Eine Musikerin besucht eine Kita, um auf ihrer Geige Schuberts »Forelle« zu spielen. Die Kita-Leiterin hat sich ihrerseits auf ein festes Programm vorbereitet, in dem sie Regie führt und Schuberts Liedstrophen vorträgt. Dazu wird eine große Silberfolie ausgelegt, die einen Fluss darstellen soll. Die Kinder sollen Wellen darauf erzeugen und Sand aus einer großen Kiste auf der Folie ausgießen, um ein Flussbett nachzustellen.
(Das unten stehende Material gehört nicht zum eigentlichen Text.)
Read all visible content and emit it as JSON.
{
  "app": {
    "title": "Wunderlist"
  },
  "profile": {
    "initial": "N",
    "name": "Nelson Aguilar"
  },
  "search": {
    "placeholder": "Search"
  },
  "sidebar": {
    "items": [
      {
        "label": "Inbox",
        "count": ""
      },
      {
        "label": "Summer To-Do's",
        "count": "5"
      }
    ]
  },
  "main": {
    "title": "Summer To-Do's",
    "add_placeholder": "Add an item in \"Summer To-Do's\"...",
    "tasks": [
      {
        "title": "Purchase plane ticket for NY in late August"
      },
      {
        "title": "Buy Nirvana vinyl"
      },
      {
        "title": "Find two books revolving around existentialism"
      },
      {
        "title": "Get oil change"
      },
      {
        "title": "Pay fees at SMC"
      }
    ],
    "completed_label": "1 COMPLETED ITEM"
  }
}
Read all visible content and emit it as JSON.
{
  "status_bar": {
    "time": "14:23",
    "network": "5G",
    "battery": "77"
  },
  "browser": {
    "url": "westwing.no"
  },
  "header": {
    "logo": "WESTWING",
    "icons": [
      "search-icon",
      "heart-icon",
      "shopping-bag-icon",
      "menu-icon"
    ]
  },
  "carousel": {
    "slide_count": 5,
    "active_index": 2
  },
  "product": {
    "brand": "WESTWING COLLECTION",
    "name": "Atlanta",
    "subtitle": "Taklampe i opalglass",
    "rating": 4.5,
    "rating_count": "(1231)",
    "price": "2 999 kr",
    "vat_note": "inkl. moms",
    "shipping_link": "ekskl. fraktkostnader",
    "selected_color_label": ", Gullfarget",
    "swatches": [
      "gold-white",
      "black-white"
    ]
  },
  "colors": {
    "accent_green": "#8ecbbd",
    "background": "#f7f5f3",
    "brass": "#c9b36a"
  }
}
Die Musikerin hat die Aufgabe der musikalischen Untermalung. Die externen BesucherInnen sind begeistert von diesem aufwändigen Angebot.1
Zweifel kommen allerdings auf, wenn man den Blick auf die Kinder richtet, denen das häufig vergebliche Bemühen anzusehen ist, den raschen Wechseln des Programms zu folgen. Kommt das Angebot eigentlich bei den Kindern an, weckt es ihr Interesse? Werden Bildungsprozesse angeregt und erhalten die Kinder die Chance, ihre Fragen und Interessen einzubringen?
Vom Kind aus denken
Solche Fragen stehen im Mittelpunkt der Engagiertheitsskala, die im niederländischen Leuven entwickelt wurde. Der Blick wird verkehrt: von dem Tun der pädagogischen Fachkräfte, ihren pädagogischen Interventionen, auf das Kind. Pädagogische Qualität wird vom Kind her definiert: Gut sind solche Angebote und pädagogischen Settings, die das Wohlbefinden und die Engagiertheit der Kinder ermöglichen bzw. erhöhen. Kinder lernen am ehesten und bilden sich, wenn sie sich wohlfühlen und ganz bei sich und bei der Sache sind.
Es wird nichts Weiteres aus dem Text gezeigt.